By the time Access to Justice Fellow Crispin Birnbaum retired from her position as General Counsel for the Massachusetts Probation Service (MPS) in May 2018, she had amassed nearly 34 years of experience in various state government offices.
“The combination of all my experiences made me wonder what I might carry with me and what I might be able to offer,” she says. “Part of me wanted to retire and just travel, and part of me wanted to give back.”
She had a lot to offer, of course, thanks to her many decades of work as an attorney for the Commonwealth. Crispin started her career in 1984 as an Assistant District Attorney in Middlesex County. By the time she accepted a role as an Assistant Attorney General over ten years later, she was prosecuting murder cases and co-leading a Superior Court team of fellow ADAs. She stayed on at the AG’s Office for just over another decade, during which time she switched her focus from criminal to civil litigation.
In 2006, Crispin accepted the position of General Counsel for the Department of Youth Services (DYS). Her new role was markedly different from her 22 years as a litigator; for the first time she was working to better the lives of the people she had once prosecuted.
“I came to really have a much broader, much more enlightened perspective about how to help people who are given criminal records,” she says. “Do those records follow them for the rest of their lives? How can we help them once they’ve paid their debt?”
These were the same questions Crispin continued to ask when she became the MPS General Counsel in 2013. Like DYS, MPS is an offender-serving agency, but with a broader focus and twice the staff. As General Counsel, Crispin oversaw the Legal Unit, working with her team to draft policies and legislative strategies and leading trainings for MPS staff.
In April 2018, a month before Crispin retired, Governor Charlie Baker signed the Criminal Justice Reform Act, a landmark bill with major implications for the state’s criminal justice system. Among its many sweeping provisions, the bill included new provisions for the sealing and expungement of criminal records.

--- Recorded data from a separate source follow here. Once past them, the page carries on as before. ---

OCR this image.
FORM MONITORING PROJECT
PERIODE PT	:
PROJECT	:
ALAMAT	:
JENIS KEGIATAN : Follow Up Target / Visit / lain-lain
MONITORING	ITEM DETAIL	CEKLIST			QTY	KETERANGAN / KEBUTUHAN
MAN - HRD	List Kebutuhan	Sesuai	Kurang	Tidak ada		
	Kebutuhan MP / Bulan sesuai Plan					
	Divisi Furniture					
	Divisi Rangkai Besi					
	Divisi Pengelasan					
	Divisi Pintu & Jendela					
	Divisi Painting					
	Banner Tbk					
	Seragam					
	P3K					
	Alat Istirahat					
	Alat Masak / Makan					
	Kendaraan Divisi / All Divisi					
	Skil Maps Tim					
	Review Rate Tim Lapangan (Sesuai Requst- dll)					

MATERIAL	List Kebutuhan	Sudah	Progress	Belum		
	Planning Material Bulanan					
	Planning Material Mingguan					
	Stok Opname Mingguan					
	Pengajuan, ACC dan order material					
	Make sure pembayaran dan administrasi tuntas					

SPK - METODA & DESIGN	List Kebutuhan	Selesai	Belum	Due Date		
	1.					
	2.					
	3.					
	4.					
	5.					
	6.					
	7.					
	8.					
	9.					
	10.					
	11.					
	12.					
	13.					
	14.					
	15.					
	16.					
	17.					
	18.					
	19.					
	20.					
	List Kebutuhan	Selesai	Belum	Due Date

These provisions marked what Crispin says is real progress for individuals with criminal records. She knew she couldn’t stay to assist from the inside, but she was unsure how nonprofits that serve these clients would learn about the complexities of the bill.
Inspired to draw on her wealth of accumulated knowledge, Crispin returned from her post-retirement travels and began studying the new law and creating training materials. That fall, she kicked off a series of legal and non-legal volunteering gigs, including working at Veterans Legal Services (VLS) and Food for Free.

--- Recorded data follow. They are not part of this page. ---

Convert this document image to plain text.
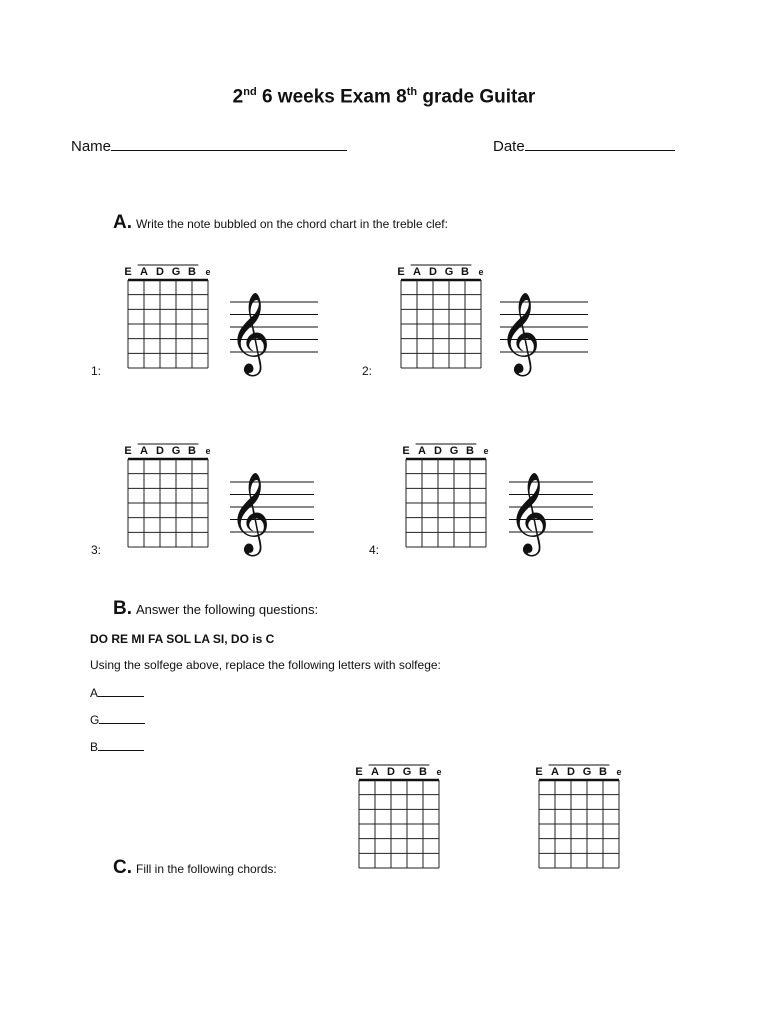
2nd 6 weeks Exam 8th grade Guitar
Name	Date
A. Write the note bubbled on the chord chart in the treble clef:
1:	2:
3:	4:
E A D G B e	E A D G B e
E A D G B e	E A D G B e
E A D G B e	E A D G B e
𝄞	𝄞
𝄞	𝄞
B. Answer the following questions:
DO RE MI FA SOL LA SI, DO is C
Using the solfege above, replace the following letters with solfege:
A
G
B
C. Fill in the following chords:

Eventually, through her volunteer work, Crispin discovered the Clearinghouse’s Access to Justice Fellows Program. Created to engage senior and retired attorneys and judges in pro bono projects, the program was the perfect fit for Crispin as she looked to expand her contributions.
As a 2018-2019 Fellow, in addition to continuing her work with VLS, Crispin is now working closely with Clearinghouse staff to mentor the Clearinghouse’s legal clinic volunteers and lead trainings for nonprofits and other client-facing organizations, such as veteran groups and law school clinical programs.
“I’m trying to help people identify the fact that if you’re trying to help someone get a job, an apartment, or a public subsidy for housing, criminal records can be an immense barrier,” she says. “Educating people about how criminal records work in Massachusetts, along with the changes in the law of sealing and expungement, is the goal. If more and more staff members, law students, and attorneys become interested in helping individuals reduce those barriers, all the better.”
And though she’s certainly an expert on the matter, Crispin doesn’t want anyone to think she’s inventing the wheel.
“There are people who have been doing this work for a long time trying to help offenders and help with re-entry. I admire them and I’ve been aware of their work for a long time,” she says. “I like to think that I’ve simply joined the ranks of those who are trying to help people get out from under their criminal records.”
Crispin’s formal Fellowship will end in June, but she’s already thinking about becoming a continuing Fellow to keep on doing this work.
“[Being a Fellow] has been tremendous,” she says. “And I’m open to continuing to do this work as long as I’m needed and as long as I can help. I’m excited to see where it leads.”